A glass half empty person would say that we’re in a squeeze between low prices and rising input costs, which is true.
But the glass half full person would point out that U.S. agriculture still has the power to produce commodities, and at times overproduce commodities, when called upon. We can feed the world, even with one hand tied behind our back.
And while USDA is projecting that net farm income is falling, we are still in an era of historically high prices for many commodities.
For example, even though USDA’s forecasts net farm income at $113.2 billion in 2014, which is down from 2013’s forecast of $131.3 billion and the lowest since 2010, the forecast still remains more than $25 billion above the previous 10-year annual average.
Another positive, USDA’s August forecast is more optimistic than its February forecast, “largely the result of improved prospects for the value of both crop and livestock production, reflecting more optimistic price expectations,” USDA says.
To be fair, the down cycle is looming large. Production expenses are now forecast to be $20 billion higher than they were in February. The increase in production expenses would be the fifth consecutive increase since 2010.

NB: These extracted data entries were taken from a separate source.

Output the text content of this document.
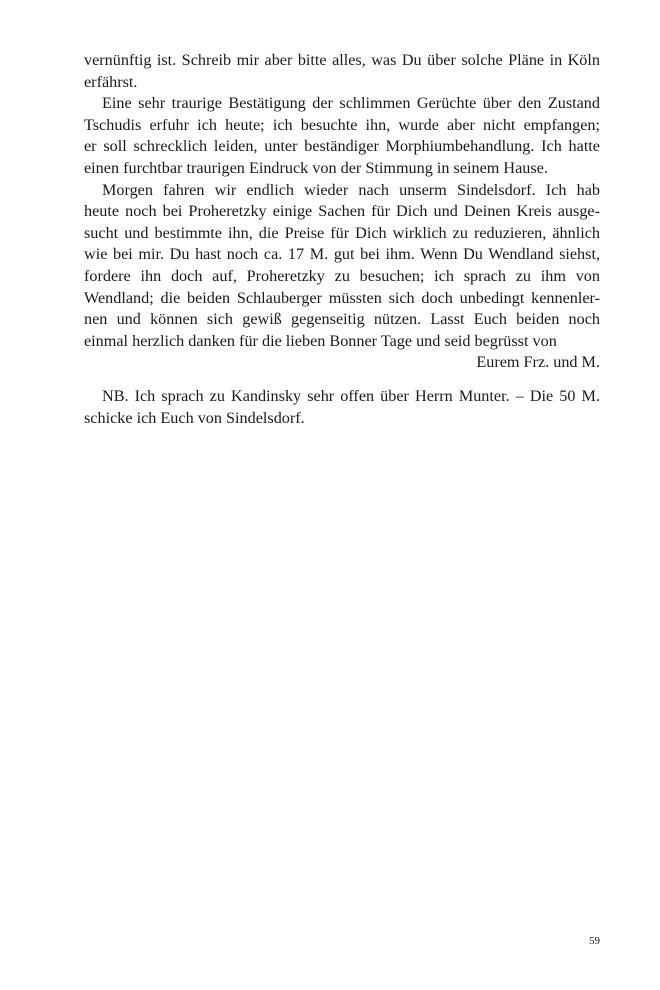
vernünftig ist. Schreib mir aber bitte alles, was Du über solche Pläne in Köln
erfährst.
Eine sehr traurige Bestätigung der schlimmen Gerüchte über den Zustand
Tschudis erfuhr ich heute; ich besuchte ihn, wurde aber nicht empfangen;
er soll schrecklich leiden, unter beständiger Morphiumbehandlung. Ich hatte
einen furchtbar traurigen Eindruck von der Stimmung in seinem Hause.
Morgen fahren wir endlich wieder nach unserm Sindelsdorf. Ich hab
heute noch bei Proheretzky einige Sachen für Dich und Deinen Kreis ausge-
sucht und bestimmte ihn, die Preise für Dich wirklich zu reduzieren, ähnlich
wie bei mir. Du hast noch ca. 17 M. gut bei ihm. Wenn Du Wendland siehst,
fordere ihn doch auf, Proheretzky zu besuchen; ich sprach zu ihm von
Wendland; die beiden Schlauberger müssten sich doch unbedingt kennenler-
nen und können sich gewiß gegenseitig nützen. Lasst Euch beiden noch
einmal herzlich danken für die lieben Bonner Tage und seid begrüsst von
Eurem Frz. und M.
NB. Ich sprach zu Kandinsky sehr offen über Herrn Munter. – Die 50 M.
schicke ich Euch von Sindelsdorf.
59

The big reason for this is higher input prices, which are forecast to rise 4.2 percent during the year. If realized, total production expenses would constitute 77 percent of gross farm income in 2014, the highest since 2010, indicating a return to tighter margins.
The three major crop-related expenses – seeds, fertilizer and pesticides – are expected to increase a combined $2.3 billion (3.5 percent) in 2014, according to USDA. Prices for all three inputs are up. Fertilizer prices have risen 17 percent since the beginning of the year and, although they will fall off during the second half of the year, are expected to remain above last year’s level.
Even so, the U.S. farm sector remains in good financial health, according to USDA. Land prices are still holding, interest rates are low and farmers typically are not carrying a lot of debt.
Many Mid-South farmers I’ve talked to are optimistic about yield potential of this year’s crop, but are already thinking about where they will cut costs in 2015. A golden age is usually followed by penny pinching and dollar stretching.